The city of Mission is aiming to trim their budget as much as possible.
This Tues. Aug. 14, the city held a budget workshop so the council and mayor could get an updated look at the preliminary 2019-2020 budget. While it does look like the city will be raising taxes (by about four cents), City Manager Randy Perez said they are looking into every possible avenue to save money on existing expenditures and bring in more revenue.
One change that the council was in agreement on had to do with the city’s workers’ compensation insurance plan. Risk Management Director Robert D. Hinojosa presented information about how it may be financially beneficial to the city in the long run if they changed their per occurrence (accident) retention from a $25,000 deductible to a $50,000 deductible.
“I’m proposing that we’re budgeting $1.23 million for workers’ comp., which is a little high,” Hinojosa said. “But the idea is that we might be able to save based on a different type of plan we’re going to go with through TML [Texas Municipal League].”
The deductible is what the city is responsible for paying for each claim that comes in. By changing to a $50,000 deductible, the city is able to make staggered payments toward workers’ comp. throughout the fiscal year rather than one lump sum payment of $1.19 million, usually paid on Oct. 1.
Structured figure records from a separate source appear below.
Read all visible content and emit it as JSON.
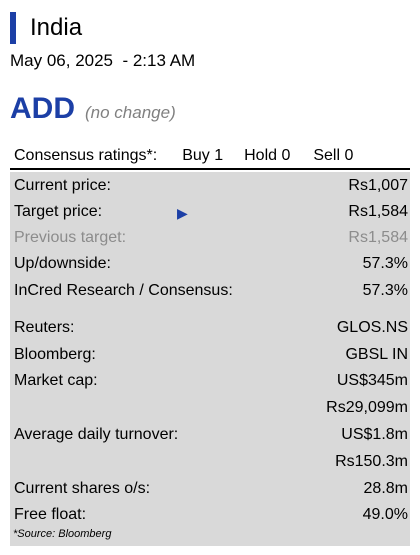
{
  "header": {
    "country": "India",
    "datetime": "May 06, 2025  - 2:13 AM"
  },
  "rating": {
    "value": "ADD",
    "change": "(no change)"
  },
  "consensus": {
    "label": "Consensus ratings*:",
    "buy": "Buy 1",
    "hold": "Hold 0",
    "sell": "Sell 0"
  },
  "metrics": {
    "current_price": {
      "label": "Current price:",
      "value": "Rs1,007"
    },
    "target_price": {
      "label": "Target price:",
      "value": "Rs1,584"
    },
    "previous_target": {
      "label": "Previous target:",
      "value": "Rs1,584"
    },
    "updownside": {
      "label": "Up/downside:",
      "value": "57.3%"
    },
    "incred_vs_consensus": {
      "label": "InCred Research / Consensus:",
      "value": "57.3%"
    },
    "reuters": {
      "label": "Reuters:",
      "value": "GLOS.NS"
    },
    "bloomberg": {
      "label": "Bloomberg:",
      "value": "GBSL IN"
    },
    "market_cap": {
      "label": "Market cap:",
      "value_usd": "US$345m",
      "value_inr": "Rs29,099m"
    },
    "avg_daily_turnover": {
      "label": "Average daily turnover:",
      "value_usd": "US$1.8m",
      "value_inr": "Rs150.3m"
    },
    "current_shares": {
      "label": "Current shares o/s:",
      "value": "28.8m"
    },
    "free_float": {
      "label": "Free float:",
      "value": "49.0%"
    }
  },
  "source": "*Source: Bloomberg",
  "colors": {
    "accent": "#1c3fa6",
    "panel": "#d9d9d9",
    "muted": "#8c8c8c"
  },
  "icons": {
    "target_arrow": "triangle-right-icon"
  }
}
“In this case, where we pay our workers’ comp. right up front, whatever incurs throughout the year is taken care of by TML, there’s no further payment needed,” Hinojosa said. “This is what we’ve been doing forever.”
The plan council agreed on means the contribution at the beginning of the year will be approx. $249,000 (as of Oct. 1), and the city will be expected to pay another $74,000 each quarter.
“$479,000 will be divided into four quarters,” Hinojosa said. “It could end up being a wash, we still may end up paying that $1.1 million at the end of the year, however, it helps with cash flow.”
Hinojosa explained that spreading out the cost will aide in that effort.
“Most claims are not $25,000, most range anywhere between $5,000 to $8,000,” Hinojosa said. “However we do have injuries that do require surgery and time off.”
The rest of the funds required for a workers’ comp. claim after the deductible are covered by TML from the city’s contribution.
This change is being made administratively with approval from the council. Hinojosa said that if the city is having a good year with few claims, they won’t have to pay the same amount every quarter.
“Even if we do these deductibles there’s a chance that we don’t save money, that we would spend exactly what we would if we did it up front,” Hinojosa said. “But it allows us the opportunity to have that cash flow and spread it out.”
Council agreed to the change. The city will be holding another workshop with a focus on the tax rate next Wed. Aug. 21 before finalizing the 2019-2020 preliminary budget.